Orienteering Competition
During the time when Pan Kotsky was competing in a bicycle race, Kotyhoroshko and Vernyhora decided to join an orienteering competition. Starting at the point with coordinates (X_0, Y_0), they received a map and the coordinates of the next point (X_1, Y_1). Upon reaching this point, they were given the coordinates of the second point (X_2, Y_2), and so on, until they reached the last point, the (N–1)-th point.

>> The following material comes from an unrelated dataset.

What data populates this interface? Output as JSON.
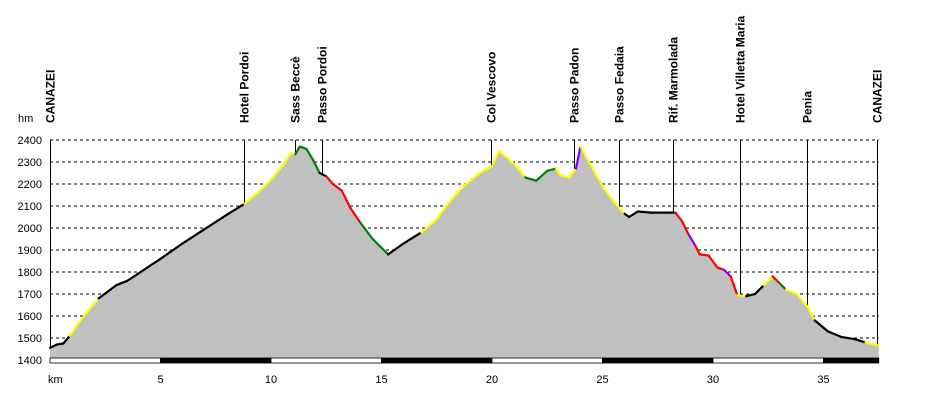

After reaching the last point, they returned to the starting point and plotted their entire route on the map. Vernyhora remarked, "Look, Kotyhoroshko, our route looks like a regular non-degenerate N-gon". "No, it doesn't," replied Kotyhoroshko, "that's not the case". Help the friends resolve this disagreement.
Input
The first line contains an integer N (3 ≤ N ≤ 100) – the number of points on the route. Each of the following N lines contains two real numbers X_i and Y_i (0 ≤ X_i, Y_i ≤ 1), separated by a space, representing the coordinates of the i-th point. While some points may have the same coordinates, it is guaranteed that at least one pair of points is at least 0.3 units apart.
Coordinates are provided with a precision of at least 10^{–10}.
Output
If it is impossible to arrange the points as the vertices of a regular N-gon in the order they were visited, print NO on a single line. Otherwise, print YES.
It is guaranteed that if the answer is negative, the coordinates cannot be adjusted by less than 10^{–5} to form the vertices of a regular N-gon in the given order.